Two rival armies are driving Sudan, the third-largest country in Africa, toward a full-blown civil war. Fighting between the two generals is tearing apart cities and towns across the country, including the capital Khartoum.
Over the weekend, tensions between the armed forces chief, Gen. Abdel-Fattah Burhan, and the head of the Rapid Support Forces paramilitary group, Gen. Mohammed Dagalo, erupted into an unprecedented battle for control of the resource-rich nation of more than 46 million people.
Both men, each with tens of thousands of troops deployed just in the capital of Khartoum, vowed not to negotiate or cease fire, despite mounting global diplomatic pressure.
“Sudan is at the center of long-lasting permanent crises. It is characterized by frequent armed conflicts,” Marina Peter, founder of Sudan and South Sudan Forum, tells DW.
“When a conflict breaks out in one of these countries, be it Egypt, Libya, Chad, the Central African Republic, South Sudan, Ethiopia, Eritrea or — looking across the Red Sea — Saudi Arabia, the neighboring country is always affected as well.”
Who is fighting in Sudan?
The clashes in Sudan are between the Sudanese Armed Forces, led by Gen. Abdel al-Burhan, and the Rapid Support Forces (RSF) paramilitary group, led by Gen. Mohamed Dagalo.

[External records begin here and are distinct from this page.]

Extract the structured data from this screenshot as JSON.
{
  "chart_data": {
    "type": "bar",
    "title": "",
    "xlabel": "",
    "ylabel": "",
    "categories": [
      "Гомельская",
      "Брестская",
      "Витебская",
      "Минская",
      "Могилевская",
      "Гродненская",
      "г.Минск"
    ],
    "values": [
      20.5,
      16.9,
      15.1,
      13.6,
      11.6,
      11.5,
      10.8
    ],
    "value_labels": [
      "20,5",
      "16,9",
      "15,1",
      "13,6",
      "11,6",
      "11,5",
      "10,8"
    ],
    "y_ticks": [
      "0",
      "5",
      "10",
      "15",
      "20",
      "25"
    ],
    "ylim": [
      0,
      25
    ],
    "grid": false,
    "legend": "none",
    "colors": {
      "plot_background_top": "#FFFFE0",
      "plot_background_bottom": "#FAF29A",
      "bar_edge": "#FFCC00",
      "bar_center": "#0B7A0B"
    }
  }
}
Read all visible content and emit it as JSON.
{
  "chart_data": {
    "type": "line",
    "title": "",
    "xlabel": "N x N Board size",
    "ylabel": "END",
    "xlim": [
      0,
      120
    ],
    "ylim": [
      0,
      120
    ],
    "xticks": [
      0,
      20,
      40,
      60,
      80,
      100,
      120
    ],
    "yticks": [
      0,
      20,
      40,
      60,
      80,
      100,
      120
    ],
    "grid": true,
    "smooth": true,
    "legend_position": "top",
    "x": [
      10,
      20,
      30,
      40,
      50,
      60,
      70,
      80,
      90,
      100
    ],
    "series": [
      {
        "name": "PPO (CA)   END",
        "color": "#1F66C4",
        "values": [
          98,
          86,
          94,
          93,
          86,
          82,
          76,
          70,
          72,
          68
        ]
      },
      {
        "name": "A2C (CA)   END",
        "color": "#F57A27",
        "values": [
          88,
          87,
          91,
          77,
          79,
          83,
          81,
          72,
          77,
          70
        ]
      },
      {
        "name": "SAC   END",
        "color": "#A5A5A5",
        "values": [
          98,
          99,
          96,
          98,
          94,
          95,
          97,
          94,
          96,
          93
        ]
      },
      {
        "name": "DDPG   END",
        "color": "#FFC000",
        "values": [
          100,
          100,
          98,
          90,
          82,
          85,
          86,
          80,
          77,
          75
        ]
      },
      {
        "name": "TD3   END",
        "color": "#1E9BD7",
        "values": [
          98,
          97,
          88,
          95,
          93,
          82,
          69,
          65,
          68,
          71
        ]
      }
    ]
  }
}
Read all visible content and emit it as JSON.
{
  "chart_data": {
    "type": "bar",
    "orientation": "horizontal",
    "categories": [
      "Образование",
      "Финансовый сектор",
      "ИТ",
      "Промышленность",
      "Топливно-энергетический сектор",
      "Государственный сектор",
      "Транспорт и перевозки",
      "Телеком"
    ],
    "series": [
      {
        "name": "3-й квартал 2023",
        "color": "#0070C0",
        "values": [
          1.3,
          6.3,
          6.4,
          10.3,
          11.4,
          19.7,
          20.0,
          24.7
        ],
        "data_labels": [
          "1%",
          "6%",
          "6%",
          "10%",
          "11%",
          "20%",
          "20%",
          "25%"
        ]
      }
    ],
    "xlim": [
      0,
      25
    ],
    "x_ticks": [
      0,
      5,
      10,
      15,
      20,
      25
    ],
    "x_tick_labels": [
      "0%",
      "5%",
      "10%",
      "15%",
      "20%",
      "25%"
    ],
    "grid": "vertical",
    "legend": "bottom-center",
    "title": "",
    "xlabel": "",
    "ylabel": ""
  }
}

Until recently, the leaders of the two forces were allies. They worked together in 2019 to overthrow Sudan’s brutal dictator Omar al-Bashir, who ruled over the country for three decades, sweeping to power as thousands of people took to the streets in a popular uprising against al-Bashir.
But it was only ever “a marriage of convenience”, according to independent researcher and policy analyst Hamid Khalafallah.
“It was never a genuine alliance or partnership, they just had to tie their interests together to face the civilians as a united military front,” Khalafallah added.
The rift widened, with Dagalo — commonly known as Hemeti — coming to call the coup a “mistake” that has failed to bring about change and invigorated remnants of Bashir’s regime.
After that coup, a power-sharing government was formed, made up of civilian and military groups. The plan was for it to run Sudan for a few years and oversee a transition to a completely civilian-run government.
Why did the fighting in Sudan start?
On the fourth anniversary of the fall of long-reigning despot Omar al-Bashir by a popular revolt, a final agreement was scheduled to be signed earlier in April.
RSF sought to put off the integration into itself for ten years, while the Sudanese army suggested doing it in two years. Another issue between the two former Sovereign Council members is the army’s support for the handover of power to a civilian government.
The leader of the RSF, Dagalo, claims to have taken control of most of the government buildings in Khartoum.
On Saturday, soldiers loyal to al-Burhan and the RSF, led by Dagalo (also known as Hemedti), engaged in their first battle.
According to two corporate insiders quoted in a Reuters article, Sudan’s MTN telecommunications operator was told to statewide prohibit internet access by the government’s regulatory body for telecommunications.
A teenage Khartoum resident named Huda told Reuters that she and her family were terrified and that they hadn’t slept in 24 hours due to the noise and shaking of their home.
“We fear running out of food, water, and my diabetic father’s medication; everyone is lying,” she continued, “and there is so much misleading information. We are unsure of how or when this will end.”
Foreign interventions and calls for ceasefire
There have been attempts by different countries to find lasting peace in the former British colony.
For instance, last Monday, the US called for a cease-fire, a move that was immediately supported by the UN.
Similarly, concerned about the damning consequences of such a war on Africa, the heads of state of the regional bloc, Inter-governmental Authority on Development (IGAD) called on the warring factions to lay down their arms.
IGAD also said it would send a delegation, including South Sudanese President, Salva Kiir, and Djiboutian President, Ismail Omar Guelleh, to Khartoum to try to persuade the warring generals to end the crisis.
For Jehanne Henry, a US human rights lawyer who has monitored Sudan for years, “doomsday scenarios run the gamut”.
If the army wins, “Burhan and his colleagues will re-install old regime Islamists” and ignore international pressure, as they did during decades of international embargo under Bashir’s rule.
“At best, they could make a flimsy pretence of appointing some allied civilians,” Henry said.
The other possibility was that the RSF won, but that scenario was seen as less likely, she added.